The 100,000 square foot new Sephardic Community Center on Ocean Parkway in Brooklyn, NY is a transformative expansion of its 30-year old original building. It is symbolic of the central role it now plays in the surrounding neighborhood as an inter-generational facility. It expands upon the first Center’s stated mission to preserve and nurture the rich history and culture of the Sephardic Community, it offers coherence to the Center’s ever-widening program of educational, athletic and social services, and above all it extends a legible, clear invitation to all for participation in community events.

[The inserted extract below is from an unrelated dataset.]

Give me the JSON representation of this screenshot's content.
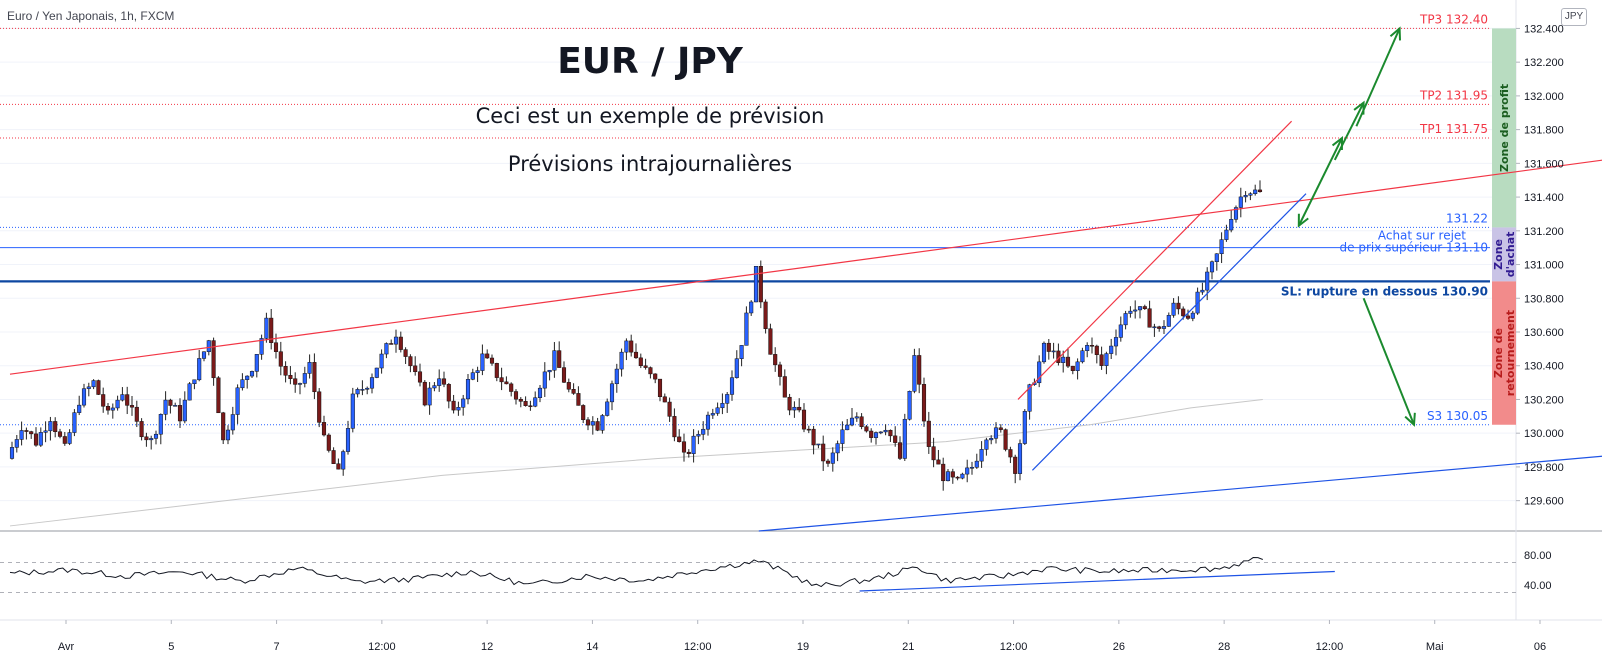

More photographs after the break.
Architects: BKSK Architects
Location: Brooklyn, New York, USA
Partner-in-Charge: Joan Krevlin, FAIA, LEED AP
Project Architect: Julie Nelson, AIA, LEED AP
Project Managers: David Kubik, AIA, LEED AP, Harpreet Dhaliwal, AIA, LEED AP
Interior Designer: Stacey Jattuso
Contractor: E.W. Howell
Structural Engineer: Weidlinger Associates Inc.
MEP Engineer: Lilker Associates Consulting Engineers
Civil Engineer: Michael Wein Civil Engineer
Landscape Architect: H.M. White Site Architects
Project Year: 2010
Photographs: Jonathan Wallen, Jeffrey Totaro
The original 50,000 square foot community center with its textured concrete and minimal fenestration was representative of its time, built with a circumscribed palette of durable and opaque materials. The building was characterized by a simple massing strategy and overall sense of solidity. BKSK’s design of the expanded Center involves subtle changes to the original main façade, a layered glass and masonry composition for the new wing, and a continuous canopy to yoke them all together. A dialogue between the two is palpable, one that honors the building’s long-standing social importance and makes the facility’s striking evolution appear as inevitable.
The new complex now includes an additional street façade on a quieter residential street that further interprets the planar quality of the original building, and gracefully weaves an institutionally-scaled structure (gymnasium, preschool and community room) into the residential urban fabric. The deceptive simplicity of the exterior design only hints at the intricate programmatic puzzle of the interior.
The Center hosts activities and programs for all ages, including a gym,pool and spa; a 170- student preschool center; meeting spaces for a wide range of social groups and gatherings; a performance space; extensive administrative offices; and a celebratory space as a repository of cultural memory. An emphasis on spatial legibility extends a sense of welcoming order to the multi-story Heritage Hall entry lobby, from which the full range of activities becomes evident. The community’s shared lineage has become a true centerpiece of the lobby, with hundreds of ancestral images sandwiched between layers of glass.
Throughout the new and renovated areas a carefully wrought sense of coherence, an often- surprising visual connection between previously segregated functions, and the notable introduction of natural light to all circulation and informal gathering spaces has yielded a heightened sense of group interaction. An integral series of commissioned, site-specific artwork and unexpected furnishings that create areas of individual identity, support this building’s bold vision of a mutually supportive community.